The lawsuit states that Trevor Coon was stopped by a McLeod County deputy in December 2013 after he exited a car with a friend. Hanneman—still a Hutchinson, Minnesota, police officer at the time—was later called to the scene and conducted a field sobriety and drug recognition test without probable cause.
Although Coon passed all the tests, the 2014 lawsuit stated that Hanneman still searched his car for almost two hours, before eventually telling him to “get the fuck out of here.” Officers did not arrest or file any charges against Coon, but did impound his car. In 2015, Judge Richard Kyle ruled in Coon’s favor, ordering Hanneman and the other officers to pay him a total of $4,500.
While Coon previously told The Daily Beast he appreciated being contacted about Hanneman and his case, he did not wish to comment about the officer or Locke’s death. Hanneman’s lawyer on that case did not immediately respond to a request for comment Wednesday.
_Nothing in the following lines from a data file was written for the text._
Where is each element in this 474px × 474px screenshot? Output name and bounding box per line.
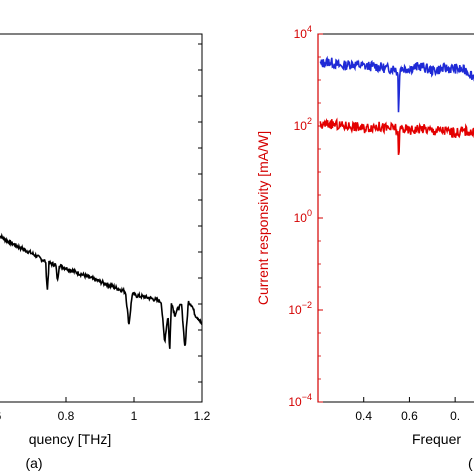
panel-a-axes-frame (0, 33, 203, 403)
panel-a-x-tick-label: 1.2 (194, 409, 211, 423)
panel-b-y-tick-label: 10−2 (288, 300, 312, 317)
panel-b-y-axis-title: Current responsivity [mA/W] (255, 131, 271, 305)
panel-b-series-lines (319, 55, 474, 155)
panel-a-x-ticks: 6 0.8 1 1.2 (0, 43, 211, 423)
panel-b-red-series-line (319, 117, 474, 155)
panel-b-x-tick-label: 0. (450, 409, 460, 423)
panel-b-x-axis-title: Frequer (412, 431, 461, 447)
panel-b-x-tick-label: 0.6 (401, 409, 418, 423)
panel-b-y-ticks: 104 102 100 10−2 10−4 (288, 24, 323, 409)
panel-b-axes-frame (317, 33, 474, 403)
panel-b-y-tick-label: 102 (294, 116, 312, 133)
panel-a-series-line (0, 232, 203, 349)
panel-b-x-ticks: 0.4 0.6 0. (355, 397, 460, 423)
panel-b-blue-series-line (319, 55, 474, 113)
panel-b-label: ( (468, 455, 473, 471)
panel-b-x-tick-label: 0.4 (355, 409, 372, 423)
panel-a-x-tick-label: 1 (131, 409, 138, 423)
panel-a-x-tick-label: 0.8 (58, 409, 75, 423)
panel-a-x-axis-title: quency [THz] (29, 431, 111, 447)
panel-b-y-tick-label: 100 (294, 208, 312, 225)
panel-a-x-tick-label: 6 (0, 409, 2, 423)
panel-b: 104 102 100 10−2 10−4 0.4 0.6 0. Current respo… (255, 24, 474, 471)
panel-b-y-tick-label: 104 (294, 24, 312, 41)
panel-a: 6 0.8 1 1.2 quency [THz] (a) (0, 33, 211, 471)
panel-b-y-tick-label: 10−4 (288, 392, 312, 409)
panel-a-label: (a) (25, 455, 42, 471)
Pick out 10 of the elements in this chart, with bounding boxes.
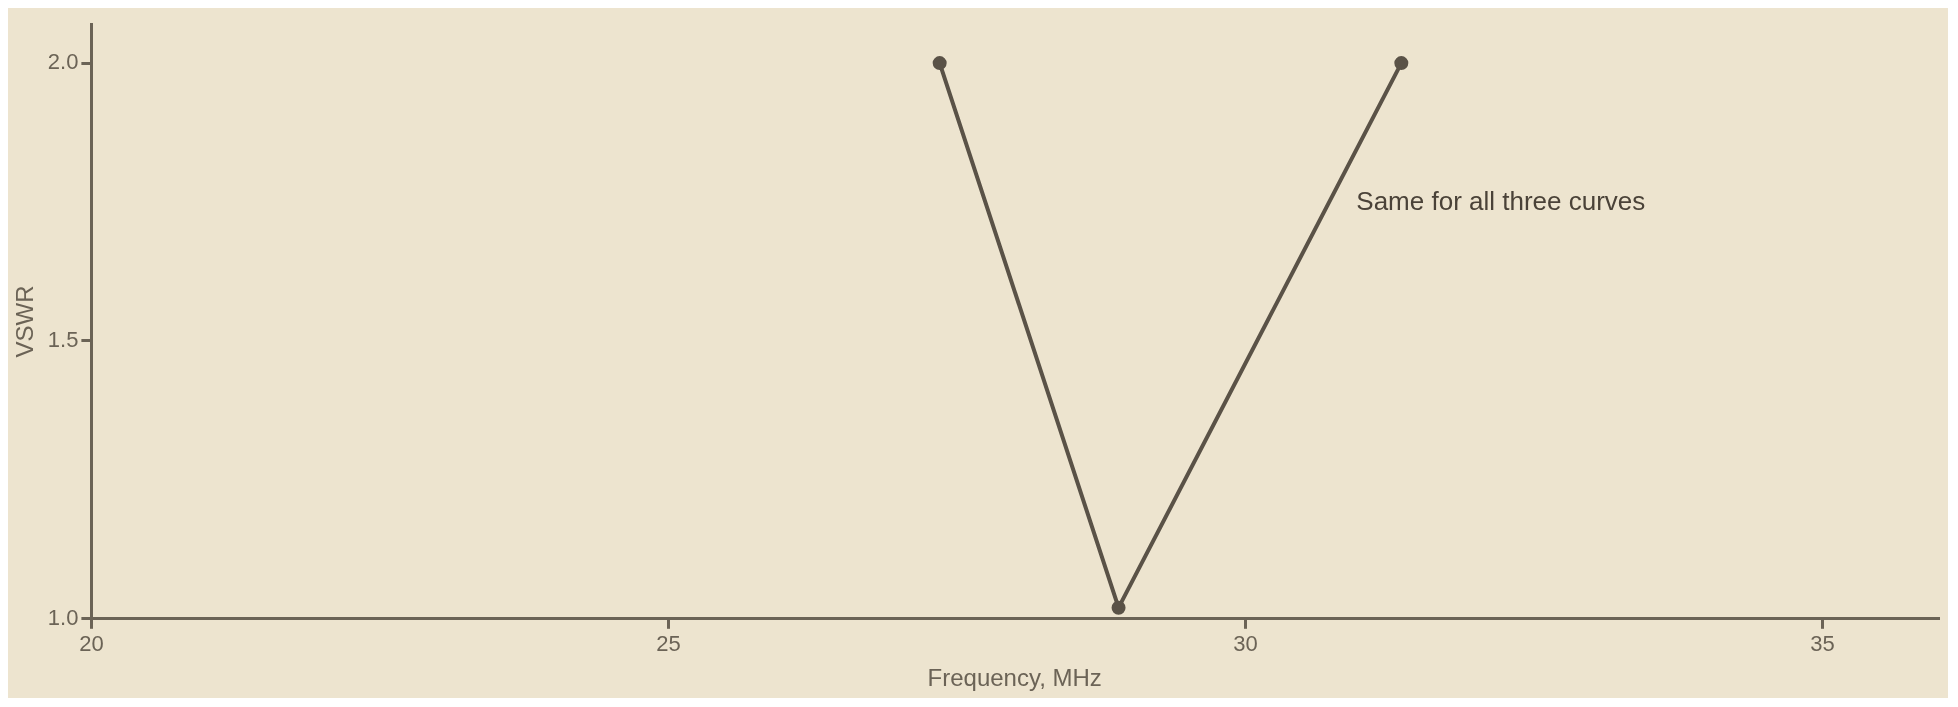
x-tick-label: 30 xyxy=(1233,631,1258,657)
x-axis-title: Frequency, MHz xyxy=(927,664,1102,692)
y-axis-title: VSWR xyxy=(11,285,39,358)
y-tick-label: 1.5 xyxy=(47,327,79,353)
y-tick-label: 1.0 xyxy=(47,604,79,630)
x-tick-label: 35 xyxy=(1810,631,1835,657)
x-tick-label: 20 xyxy=(79,631,104,657)
x-tick-label: 25 xyxy=(656,631,681,657)
annotation: Same for all three curves xyxy=(1356,185,1646,216)
y-tick-label: 2.0 xyxy=(47,49,79,75)
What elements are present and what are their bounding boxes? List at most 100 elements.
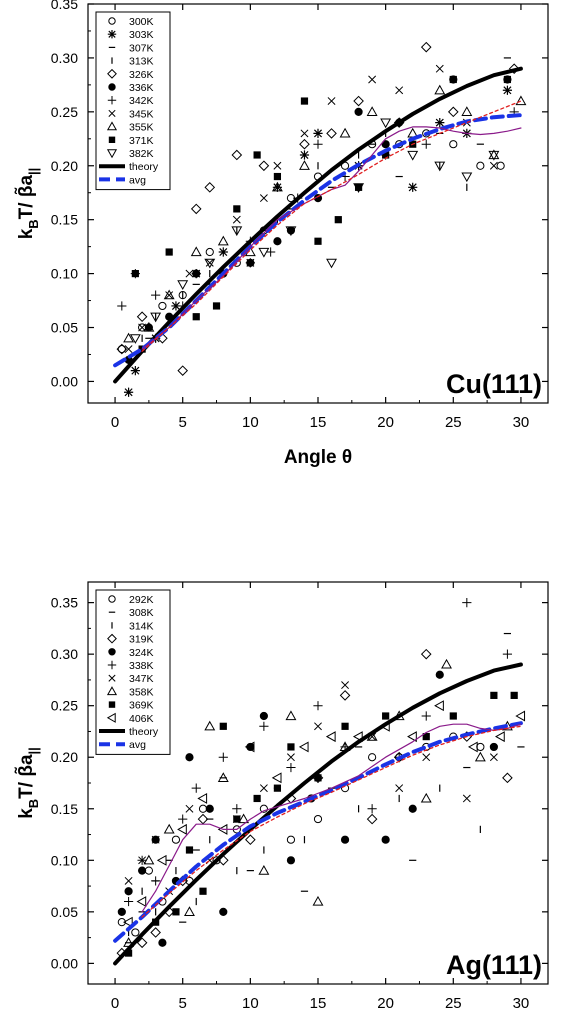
- x-tick-label: 10: [242, 414, 259, 431]
- x-tick-label: 0: [111, 995, 119, 1012]
- data-point: [150, 312, 162, 323]
- data-point: [325, 731, 336, 743]
- legend-marker: [108, 674, 116, 682]
- curve-thin-purple: [141, 126, 522, 350]
- data-point: [367, 804, 377, 814]
- data-point: [124, 887, 133, 896]
- data-point: [313, 139, 323, 149]
- y-axis-label-part: ||: [26, 168, 41, 175]
- series-369K: [124, 691, 518, 957]
- data-point: [212, 302, 221, 310]
- data-point: [244, 741, 255, 753]
- data-point: [489, 753, 498, 762]
- data-point: [143, 854, 155, 865]
- data-point: [123, 387, 134, 397]
- data-point: [117, 918, 126, 927]
- data-point: [299, 138, 310, 150]
- data-point: [192, 313, 200, 321]
- data-point: [156, 854, 167, 866]
- legend-marker: [107, 96, 117, 105]
- data-point: [258, 247, 270, 258]
- y-tick-label: 0.15: [51, 801, 78, 817]
- x-tick-label: 0: [111, 414, 119, 431]
- legend-label: theory: [129, 161, 159, 173]
- y-tick-label: 0.30: [51, 50, 78, 66]
- data-point: [474, 751, 486, 762]
- data-point: [312, 895, 324, 906]
- data-point: [339, 127, 351, 138]
- data-point: [339, 690, 351, 701]
- data-point: [449, 140, 458, 149]
- legend-label: 382K: [129, 148, 154, 160]
- x-tick-label: 25: [445, 995, 462, 1012]
- legend-marker: [108, 136, 116, 143]
- data-point: [123, 332, 135, 343]
- y-axis-label-part: T/: [16, 197, 37, 219]
- curve-thin-red: [141, 100, 522, 352]
- y-tick-label: 0.00: [51, 955, 78, 971]
- x-tick-label: 25: [445, 414, 462, 431]
- data-point: [136, 311, 148, 323]
- data-point: [421, 139, 431, 149]
- data-point: [192, 269, 201, 278]
- x-tick-label: 20: [377, 414, 394, 431]
- legend-label: 292K: [129, 594, 154, 606]
- data-point: [286, 762, 296, 773]
- series-347K: [124, 681, 498, 896]
- data-point: [515, 95, 527, 106]
- x-tick-label: 5: [179, 414, 187, 431]
- series-338K: [123, 598, 513, 907]
- data-point: [178, 814, 188, 824]
- data-point: [117, 344, 126, 354]
- legend-label: 338K: [129, 660, 154, 672]
- data-point: [352, 731, 363, 743]
- data-point: [515, 710, 526, 722]
- data-point: [197, 793, 208, 804]
- data-point: [217, 772, 229, 782]
- data-point: [165, 291, 174, 300]
- data-point: [395, 86, 404, 95]
- data-point: [313, 701, 323, 711]
- data-point: [151, 290, 161, 300]
- data-point: [300, 97, 309, 105]
- data-point: [138, 866, 147, 875]
- data-point: [286, 835, 296, 844]
- y-axis-label-part: k: [16, 808, 37, 819]
- data-point: [136, 937, 148, 949]
- data-point: [287, 743, 295, 751]
- data-point: [151, 835, 160, 844]
- data-point: [219, 907, 228, 916]
- data-point: [313, 814, 323, 824]
- y-tick-label: 0.15: [51, 212, 78, 228]
- legend-label: 336K: [129, 82, 154, 94]
- legend-marker: [106, 686, 118, 696]
- data-point: [177, 823, 187, 835]
- data-point: [272, 182, 283, 192]
- series-326K: [116, 41, 520, 376]
- data-point: [326, 128, 337, 139]
- data-point: [502, 85, 513, 95]
- data-point: [165, 248, 173, 256]
- data-point: [163, 289, 175, 300]
- ag111-panel: 0 5 10 15 20 25 30 0.00 0.05 0.10 0.15 0.20 0.25 0.30…: [14, 581, 549, 1029]
- data-point: [271, 181, 283, 192]
- data-point: [184, 906, 195, 916]
- legend-marker: [108, 109, 116, 117]
- data-point: [368, 753, 377, 762]
- curve-avg: [113, 721, 523, 943]
- data-point: [495, 731, 505, 743]
- legend-marker: [108, 701, 116, 708]
- y-axis-label-part: T/: [16, 777, 37, 799]
- data-point: [171, 835, 181, 844]
- data-point: [298, 741, 309, 753]
- legend-box: [95, 589, 171, 755]
- data-point: [205, 804, 214, 813]
- data-point: [233, 205, 241, 213]
- data-point: [421, 711, 431, 721]
- series-382K: [129, 118, 500, 344]
- legend-label: 371K: [129, 135, 154, 147]
- data-point: [273, 784, 282, 792]
- data-point: [299, 150, 310, 160]
- curve-theory: [113, 66, 523, 384]
- data-point: [461, 172, 473, 183]
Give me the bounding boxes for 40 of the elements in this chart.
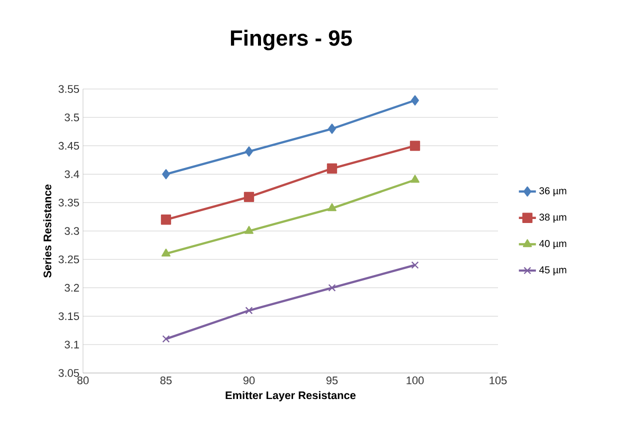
point xyxy=(411,261,419,269)
x-tick-label: 80 xyxy=(77,376,89,384)
y-tick-label: 3.05 xyxy=(58,369,80,377)
point xyxy=(162,248,170,257)
chart-title: Fingers - 95 xyxy=(230,30,352,50)
point xyxy=(162,335,170,343)
legend-label: 36 µm xyxy=(539,187,566,196)
y-tick-label: 3.15 xyxy=(58,312,80,320)
y-tick-label: 3.1 xyxy=(64,340,79,348)
x-axis-title: Emitter Layer Resistance xyxy=(226,391,356,402)
legend-label: 45 µm xyxy=(539,266,566,276)
y-axis-title: Series Resistance xyxy=(43,184,52,278)
y-tick-label: 3.35 xyxy=(58,198,80,206)
point xyxy=(411,95,419,106)
point xyxy=(328,203,336,212)
point xyxy=(245,306,253,314)
y-tick-label: 3.25 xyxy=(58,256,80,264)
x-tick-label: 90 xyxy=(243,376,255,384)
x-tick-label: 85 xyxy=(160,376,172,384)
y-tick-label: 3.5 xyxy=(64,114,80,122)
y-tick-label: 3.2 xyxy=(64,284,79,292)
x-tick-label: 100 xyxy=(406,376,424,384)
point xyxy=(328,124,336,134)
legend-label: 40 µm xyxy=(539,240,566,250)
legend-label: 38 µm xyxy=(539,214,566,223)
point xyxy=(160,214,172,225)
point xyxy=(326,163,338,174)
point xyxy=(410,174,420,183)
y-tick-label: 3.4 xyxy=(64,170,80,178)
point xyxy=(162,169,170,180)
x-tick-label: 105 xyxy=(490,376,507,384)
y-tick-label: 3.3 xyxy=(64,227,79,235)
point xyxy=(410,140,420,151)
point xyxy=(244,226,254,234)
x-tick-label: 95 xyxy=(326,376,338,384)
point xyxy=(244,192,254,202)
y-tick-label: 3.55 xyxy=(58,85,80,93)
y-tick-label: 3.45 xyxy=(58,142,80,150)
point xyxy=(328,284,336,292)
point xyxy=(245,146,253,157)
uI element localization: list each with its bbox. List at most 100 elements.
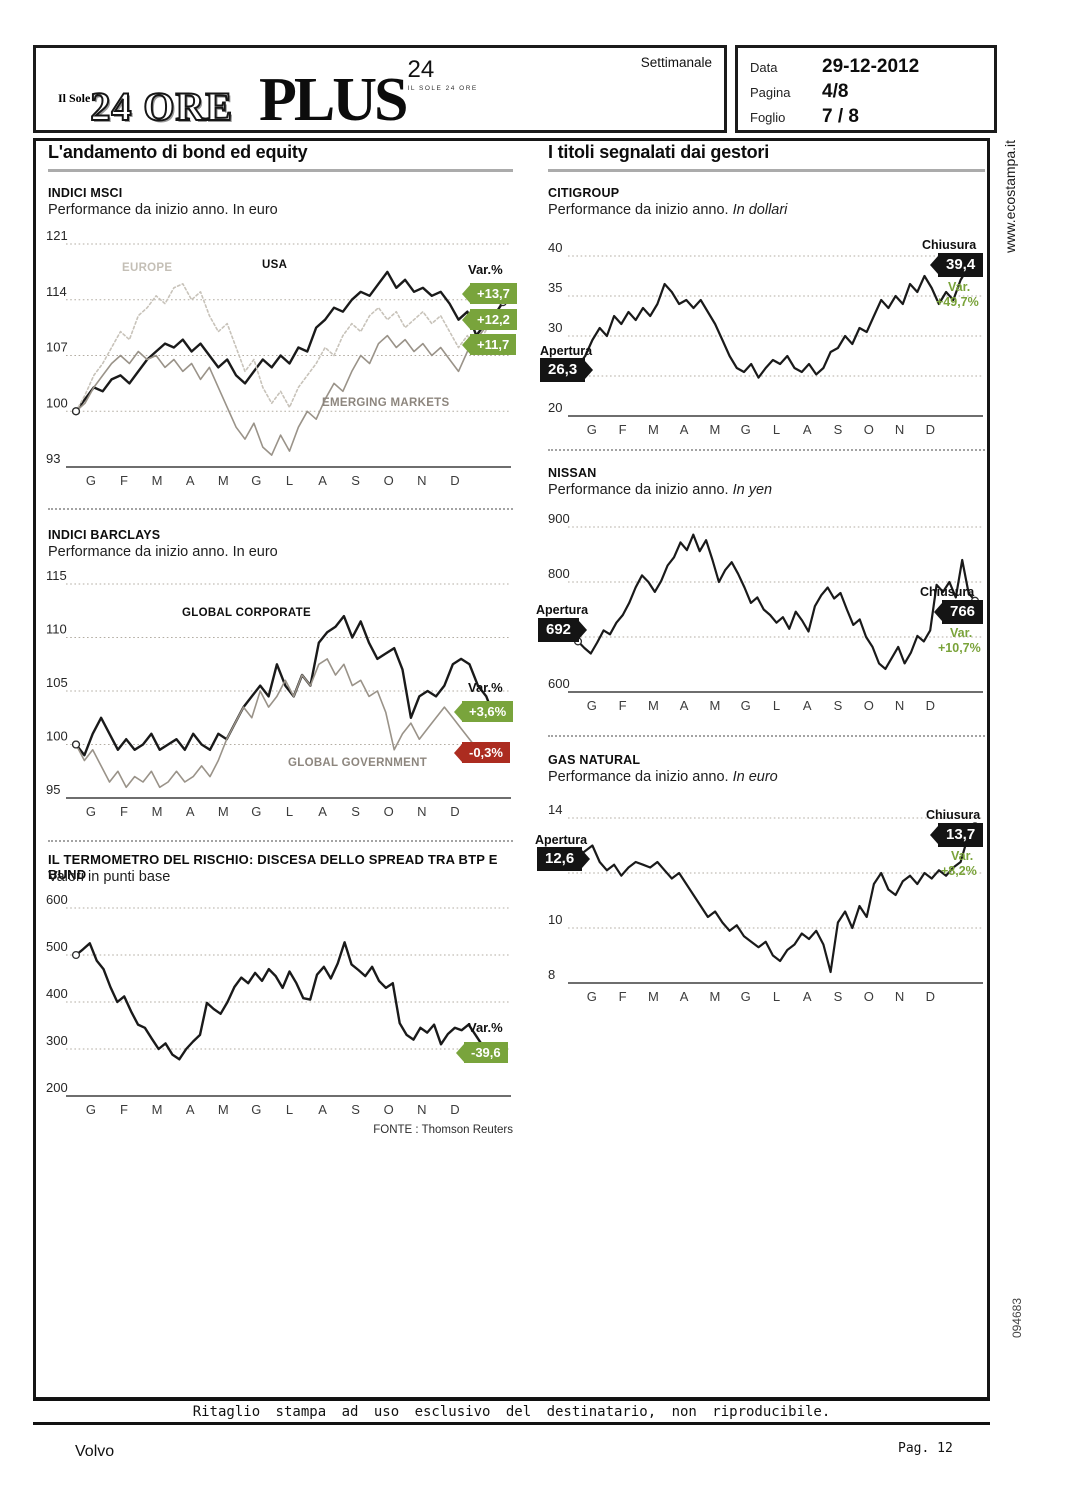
citigroup-var-label: Var. (948, 280, 971, 294)
svg-text:O: O (384, 473, 394, 488)
svg-text:93: 93 (46, 451, 60, 466)
svg-text:A: A (680, 989, 689, 1004)
svg-text:900: 900 (548, 511, 570, 526)
svg-text:100: 100 (46, 729, 68, 744)
barclays-corporate-label: GLOBAL CORPORATE (182, 607, 311, 619)
citigroup-chiusura-badge: 39,4 (938, 253, 984, 277)
svg-text:S: S (351, 473, 360, 488)
page-ref: Pag. 12 (898, 1441, 953, 1456)
svg-text:A: A (318, 473, 327, 488)
gas-chart: 14 10 8 G F M A M G L A S O N D (548, 802, 983, 1004)
spread-chart-title: IL TERMOMETRO DEL RISCHIO: DISCESA DELLO… (48, 852, 498, 882)
svg-text:M: M (218, 804, 229, 819)
svg-text:A: A (803, 422, 812, 437)
brand-plus-24: 24 (407, 56, 435, 83)
svg-text:G: G (741, 422, 751, 437)
meta-data-value: 29-12-2012 (822, 56, 920, 77)
svg-text:G: G (587, 422, 597, 437)
left-section-title: L'andamento di bond ed equity (48, 142, 308, 162)
svg-text:N: N (417, 1102, 426, 1117)
barclays-corporate-var-badge: +3,6% (462, 701, 514, 722)
svg-text:G: G (587, 989, 597, 1004)
gas-chart-subtitle: Performance da inizio anno. In euro (548, 769, 778, 785)
svg-text:M: M (152, 1102, 163, 1117)
svg-text:M: M (709, 422, 720, 437)
brand-ilsole: Il Sole (58, 91, 91, 105)
svg-text:A: A (680, 422, 689, 437)
svg-text:121: 121 (46, 228, 68, 243)
svg-text:G: G (86, 804, 96, 819)
svg-text:400: 400 (46, 986, 68, 1001)
spread-var-header: Var.% (468, 1020, 503, 1035)
right-separator-1 (548, 449, 985, 451)
svg-text:G: G (251, 1102, 261, 1117)
barclays-government-var-badge: -0,3% (462, 742, 510, 763)
nissan-chiusura-badge: 766 (942, 600, 984, 624)
svg-text:105: 105 (46, 675, 68, 690)
svg-text:A: A (318, 804, 327, 819)
msci-var-header: Var.% (468, 262, 503, 277)
barclays-chart: 115 110 105 100 95 G F M A M G L A S O N D (46, 568, 511, 819)
citigroup-unit: In dollari (732, 202, 788, 218)
citigroup-chart: 40 35 30 20 G F M A M G L A S O N D (548, 240, 983, 437)
barclays-government-label: GLOBAL GOVERNMENT (288, 757, 428, 769)
svg-text:300: 300 (46, 1033, 68, 1048)
svg-text:M: M (648, 422, 659, 437)
nissan-chart: 900 800 600 G F M A M G L A S O N D (548, 511, 983, 713)
svg-text:N: N (895, 698, 904, 713)
msci-chart-title: INDICI MSCI (48, 186, 123, 200)
spread-chart-subtitle: Valori in punti base (48, 869, 171, 885)
svg-text:A: A (186, 804, 195, 819)
svg-text:F: F (120, 473, 128, 488)
nissan-apertura-badge: 692 (538, 618, 580, 642)
svg-text:N: N (417, 473, 426, 488)
svg-text:10: 10 (548, 912, 562, 927)
msci-usa-label: USA (262, 259, 288, 271)
meta-pagina-value: 4/8 (822, 81, 849, 102)
svg-text:G: G (86, 1102, 96, 1117)
left-separator-2 (48, 840, 513, 842)
svg-text:M: M (218, 1102, 229, 1117)
svg-text:F: F (120, 804, 128, 819)
svg-text:A: A (186, 1102, 195, 1117)
svg-text:D: D (926, 422, 935, 437)
svg-text:A: A (803, 698, 812, 713)
right-section-title: I titoli segnalati dai gestori (548, 142, 770, 162)
msci-chart-subtitle: Performance da inizio anno. In euro (48, 202, 278, 218)
svg-text:A: A (186, 473, 195, 488)
svg-text:114: 114 (46, 284, 67, 299)
svg-text:A: A (318, 1102, 327, 1117)
brand-24ore: 24 ORE (89, 83, 234, 130)
svg-text:S: S (834, 989, 843, 1004)
barclays-chart-subtitle: Performance da inizio anno. In euro (48, 544, 278, 560)
citigroup-chiusura-label: Chiusura (922, 238, 977, 252)
svg-text:8: 8 (548, 967, 555, 982)
meta-pagina-label: Pagina (750, 85, 791, 100)
svg-text:D: D (450, 804, 459, 819)
svg-text:600: 600 (548, 676, 570, 691)
svg-text:O: O (384, 1102, 394, 1117)
ilsole24ore-plus24-logo: Il Sole24 ORE PLUS 24 IL SOLE 24 ORE (58, 58, 478, 136)
svg-text:G: G (587, 698, 597, 713)
svg-text:F: F (619, 989, 627, 1004)
svg-text:S: S (834, 422, 843, 437)
citigroup-chart-subtitle: Performance da inizio anno. In dollari (548, 202, 788, 218)
svg-text:M: M (152, 473, 163, 488)
svg-text:N: N (895, 422, 904, 437)
spread-chart: 600 500 400 300 200 G F M A M G L A S O N D (46, 892, 511, 1117)
svg-text:115: 115 (46, 568, 67, 583)
clipping-code: 094683 (1010, 1298, 1024, 1339)
source-note: FONTE : Thomson Reuters (373, 1124, 513, 1136)
gas-chiusura-badge: 13,7 (938, 823, 984, 847)
svg-text:O: O (384, 804, 394, 819)
svg-text:200: 200 (46, 1080, 68, 1095)
svg-text:G: G (741, 989, 751, 1004)
right-separator-2 (548, 735, 985, 737)
meta-foglio-value: 7 / 8 (822, 106, 859, 127)
barclays-var-header: Var.% (468, 680, 503, 695)
barclays-chart-title: INDICI BARCLAYS (48, 528, 161, 542)
nissan-apertura-label: Apertura (536, 603, 589, 617)
svg-text:110: 110 (46, 622, 67, 637)
svg-text:L: L (286, 1102, 293, 1117)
Court documents obtained by a local ABC affiliate also show that Hanneman illegally searched a man while executing a November 2020 search warrant in St. Paul, Minnesota. In that case, Hanneman was also accused of targeting someone who was not actually being sought by investigators.
According to a judge’s ruling, “The pat search of [the St. Paul man] was unconstitutional. Police were not… justified in searching [the man]” because he “was not referenced in the warrant.”
Hanneman was not disciplined by the Minneapolis Police Department for that incident.